# LAB 02: ELT Ingestion & Transformations

**Duration:** ~40 min  
**Day:** 1  
**After module:** M02: ELT Data Ingestion  
**Difficulty:** Beginner-Intermediate

---

## Scenario

> *"The RetailHub data team received the first data export from the store system -- CSV files with customer and product data, plus a JSON file with order history. Your task: load these files into the Lakehouse, apply basic transformations, and save them as Delta tables in the Bronze layer."*

---

## Objectives

After completing this lab you will be able to:
- Read CSV, JSON, and Parquet files using `spark.read`
- Compare `inferSchema` vs explicit schema definition
- Apply DataFrame transformations: select, withColumn, filter, cast
- Create temporary views and run SQL queries
- Write DataFrames as managed Delta tables using `saveAsTable()`

---

## Prerequisites

- Completed LAB 01 (or just run `%run ../setup/00_setup`)
- Dataset files available in Volume or `DATASET_PATH`

---

## Part 1: Data Ingestion (~15 min)

### Task 1: Read Customers CSV

Read the customers CSV file with explicit schema (don't use `inferSchema`).

**Requirements:**
- Define a `StructType` schema with appropriate types
- Use `.option("header", True)`
- Verify column types with `printSchema()`

> **Exam Tip:** `inferSchema` triggers an extra pass over the data. In production, always define schema explicitly for CSV files.


### Task 2: Read Orders JSON

Read the orders batch JSON file. JSON infers schema automatically, but verify nested structures.

**Requirements:**
- Use `spark.read.format("json")`
- Check if any columns contain nested types (struct, array)

### Task 3: Read Products CSV

Read the products file with `inferSchema` and then compare the schema with a manually defined one.

---

## Part 2: Transformations (~15 min)

### Task 4: Clean Customer Data

Apply the following transformations to `df_customers`:
1. `select` only: customer_id, first_name, last_name, email, city, country
2. `withColumn` -- create `full_name` by concatenating first_name + " " + last_name
3. `withColumn` -- convert email to lowercase using `lower()`
4. `filter` -- keep only rows with non-null email

### Task 5: Create Temp View + SQL Query

1. Register `df_customers` as a temporary view `v_customers`
2. Write a SQL query to count customers per country
3. Display the result sorted by count descending

> **Exam Tip:** `createOrReplaceTempView()` is session-scoped. `createOrReplaceGlobalTempView()` is accessible from any notebook on the same cluster via `global_temp.view_name`.

---

## Part 3: Save as Delta Tables (~10 min)
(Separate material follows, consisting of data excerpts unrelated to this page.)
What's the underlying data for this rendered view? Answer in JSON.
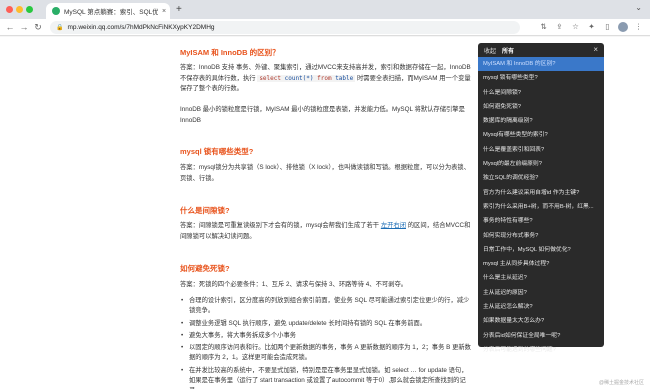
{
  "browser": {
    "tab_title": "MySQL 第点躺赛：索引、SQL优...",
    "tab_close": "×",
    "new_tab": "+",
    "url": "mp.weixin.qq.com/s/7hMdPkNcFiNKXypKY2DMHg"
  },
  "article": {
    "s1_title": "MyISAM 和 InnoDB 的区别？",
    "s1_p1_a": "答案：InnoDB 支持 事务、外键、聚集索引，通过MVCC来支持高并发，索引和数据存储在一起，InnoDB 不保存表的具体行数，执行 ",
    "s1_p1_code_kw1": "select",
    "s1_p1_code_mid": " count(*) ",
    "s1_p1_code_kw2": "from",
    "s1_p1_code_end": " table",
    "s1_p1_b": " 时需要全表扫描，而MyISAM 用一个变量保存了整个表的行数。",
    "s1_p2": "InnoDB 最小的锁粒度是行锁，MyISAM 最小的锁粒度是表锁，并发能力低。MySQL 将默认存储引擎是 InnoDB",
    "s2_title": "mysql 锁有哪些类型?",
    "s2_p": "答案：mysql锁分为共享锁（S lock）、排他锁（X lock），也叫做读锁和写锁。根据粒度，可以分为表锁、页锁、行锁。",
    "s3_title": "什么是间隙锁?",
    "s3_p_a": "答案：间隙锁是可重复读级别下才会有的锁，mysql会帮我们生成了若干 ",
    "s3_p_hl": "左开右闭",
    "s3_p_b": " 的区间，结合MVCC和间隙锁可以解决幻读问题。",
    "s4_title": "如何避免死锁?",
    "s4_p": "答案：死锁的四个必要条件：1、互斥 2、请求与保持 3、环路等待 4、不可剥夺。",
    "s4_bullets": [
      "合理的设计索引，区分度高的列放到组合索引前面，使业务 SQL 尽可能通过索引定位更少的行，减少锁竞争。",
      "调整业务逻辑 SQL 执行顺序，避免 update/delete 长时间持有锁的 SQL 在事务前面。",
      "避免大事务，将大事务拆成多个小事务",
      "以固定的顺序访问表和行。比如两个更新数据的事务，事务 A 更新数据的顺序为 1，2；事务 B 更新数据的顺序为 2，1。这样更可能会造成死锁。",
      "在并发比较高的系统中，不要显式加锁，特别是是在事务里显式加锁。如 select … for update 语句，如果是在事务里（运行了 start transaction 或设置了autocommit 等于0）,那么就会锁定所查找到的记录。"
    ]
  },
  "toc": {
    "tab_active": "收起",
    "tab_all": "所有",
    "close": "×",
    "items": [
      "MyISAM 和 InnoDB 的区别?",
      "mysql 锁有哪些类型?",
      "什么是间隙锁?",
      "如何避免死锁?",
      "数据库的隔离级别?",
      "Mysql有哪些类型的索引?",
      "什么是覆盖索引和回表?",
      "Mysql的最左前缀原则?",
      "独立SQL的调优经验?",
      "官方为什么建议采用自增id 作为主键?",
      "索引为什么采用B+树，而不用B-树，红黑...",
      "事务的特性有哪些?",
      "如何实现分布式事务?",
      "日常工作中，MySQL 如何做优化?",
      "mysql 主从同步具体过程?",
      "什么是主从延迟?",
      "主从延迟的原因?",
      "主从延迟怎么解决?",
      "如果数据量太大怎么办?",
      "分表后id如何保证全局唯一呢?",
      "分表后可能遇到的哪些问题?"
    ]
  },
  "watermark": "@稀土掘金技术社区"
}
### Task 6: Write to Bronze Layer

Save all three DataFrames as Delta tables in the Bronze schema:
- `bronze.customers`
- `bronze.orders`
- `bronze.products`

**Requirements:**
- Use `.write.mode("overwrite").saveAsTable()`
- Use fully qualified names: `{CATALOG}.{BRONZE_SCHEMA}.table_name`

### Task 7: Verify Tables

Query the tables using SQL to verify they were saved correctly.

---

## Summary

In this lab you:
- Loaded CSV and JSON files into Spark DataFrames
- Applied transformations: select, withColumn, filter, cast
- Created temporary views and ran SQL queries
- Saved cleaned data as Delta tables in the Bronze layer

> **What's next:** In LAB 03 you will use MERGE to handle incremental data updates and learn Time Travel for disaster recovery.